Так узкие и ограниченные умы были опалены кострами Святой Инквизиции, а разнородные и анархические души несли на себе отсвет высокого огня своей духовной морфологии. Брат мой, как я уже говорил, обладал неодолимой задумчивостью уникального свойства, неспособной к изменчивости, гнетущей самое себя. Я же, по контрасту, был полиморфным искажением, живучим и анархическим. Все мои сознательные действия выражались в чревоугодии, и все мое чревоугодие становилось сознательным действием. Все меня видоизменяло, ничто меня не изменило. Я был вялым, трусливым и противным. В суровости испанской мысли моя натура искала высшее проявление полнокровных, изощренных и прихотливых кристаллов своего неповторимого гения. Родители окрестили меня Сальвадором, как и брата. И — по значению имени — мне было предназначено ни много ни мало как спасти Живопись от небытия модернизма, и это в эпоху катастроф, в той механической и обыденной вселенной, где мы, к счастью и несчастью, живем. Если бы я мог попасть в Прошлое, Рафаэль и иже с ним казались бы мне истинными богами. Наверно, я единственный, кто понял, почему сегодня невозможно приблизиться хотя б ненамного к совершенству рафаэлевских форм. Мое собственное творчество кажется мне большим несчастьем. Как бы я хотел жить в эпоху, когда ничего не надо спасать! Но, возвращаясь в Настоящее, почитаю благом, что, оценивая многих мастеров гораздо выше себя, я тем не менее ни за что на свете не желал бы поменяться местами ни с кем из живущих ныне.

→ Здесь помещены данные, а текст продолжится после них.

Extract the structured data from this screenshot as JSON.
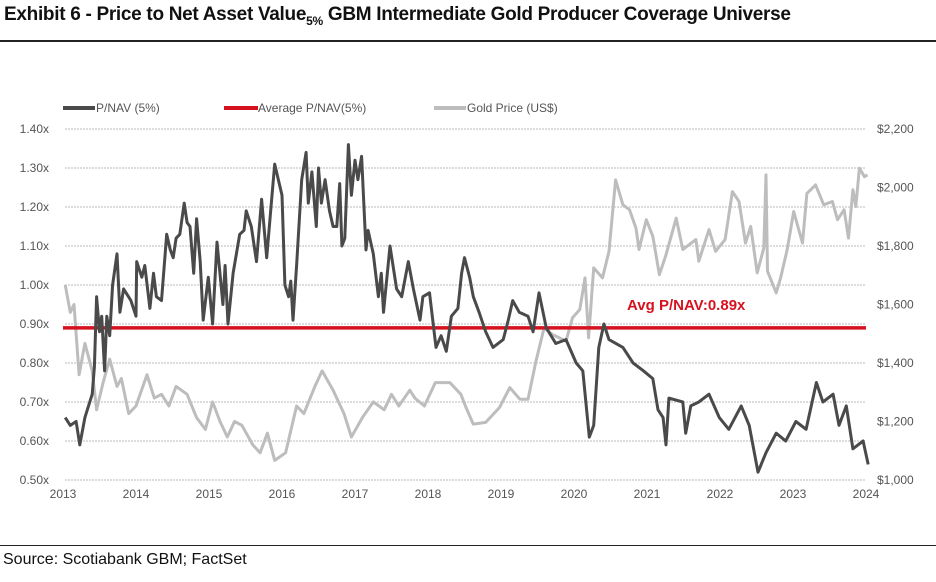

В одиночку постичь и выразить смысл жизни значит сравниться с великими титанами Возрождения. Такова моя жена Гала (Елена Дмитриевна Дьяконова, русская по происхождению — прим. пер.), которую я обрел себе на счастье. Ее мимолетные движения, жесты, ее выразительность — это все равно что вторая Новая Симфония: выдает архитектонические контуры совершенной души, кристаллизующиеся в благодати самого тела, в аромате кожи, в сверкающей морской пене ее жизни. Выражая изысканное дыхание чувств, пластика и выразительность материализуются в безукоризненной архитектуре из плоти и крови.
Когда Гала отдыхает, могу сказать, что она равна своей грацией часовне Темпьетто ди Браманти, что близ собора Святого Петра Монтозио в Риме. И как Стендаль в Ватикане, я позже и независимо от него могу поставить на одну доску стройные колонны с ее гордостью, нежные и упорные перила с ее детскостью, божественные ступени с ее улыбкой. Долгими часами перед мольбертом, украдкой любуясь ею, когда она этого не замечала, я твердил себе, что она такое же прекрасное полотно, как работы Вермеера и Рафаэля. Тогда как другие, кто нас окружает, кажутся всегда .так мало прорисованными, так посредственно отделанными, что похожи скорее на гнусные карикатуры, намалеванные на скорую руку голодным художником на террасе кафе.
В семь лет я желал быть Наполеоном… Вот как это произошло. На втором этаже нашего дома жили аргентинцы Mammaс. Одна из дочерей этой семьи, сказочной красоты Урсулина Mammaс, по слухам, стала Каталонкой 1900 года, и еще поговаривали, что образ Каталани списал с нее Эухенио (д'Орс в своей книге «Ла Вен плантада» («Дивно сложенная»). И мой седьмой год начался с того, что меня захватила либидо-светская привлекательность второго этажа. В теплые летние сумерки я подолгу торчал на террасе, пока еле слышимый шорох вверху не подсказывал, что надо мной отворяется балконная дверь. На втором этаже меня обожали так же, как и у нас. К шести вечера вокруг монументального стола в салоне, на котором высилось чучело аиста, собирались пить матэ очаровательные пышноволосые особы с аргентинским акцентом. Матэ подавали в большом серебряном сосуде, который передавали от губ к губам. Эта тесная близость ртов особо волновала и рождала в душе целый вихрь страстей, в котором уже посверкивали острые шипы ревности.
В свой черед и я тянул сладкую жидкость, на мой вкус, слаще меда, а мед — слаще крови. Ведь моя мама, моя кровь, всегда бывала тут же. Мое светское становление, таким образом, было триумфальным шествием от губ к губам, ото рта ко рту, и я желал испить чашу Наполеона, ибо Император также пребывал в салоне второго этажа, ну если не собственной персоной, то уж во всяком случае тут присутствовало его цветное изображение на боку небольшого деревянного бочонка, в котором держали матэ. Этот Наполеон, олимпийски важный, с белым и сытым брюшком, с розовыми мясистыми императорскими щечками, в черной шляпе, точь-в-точь соответствовал моим представлениям о том, каким бы монархом был я сам.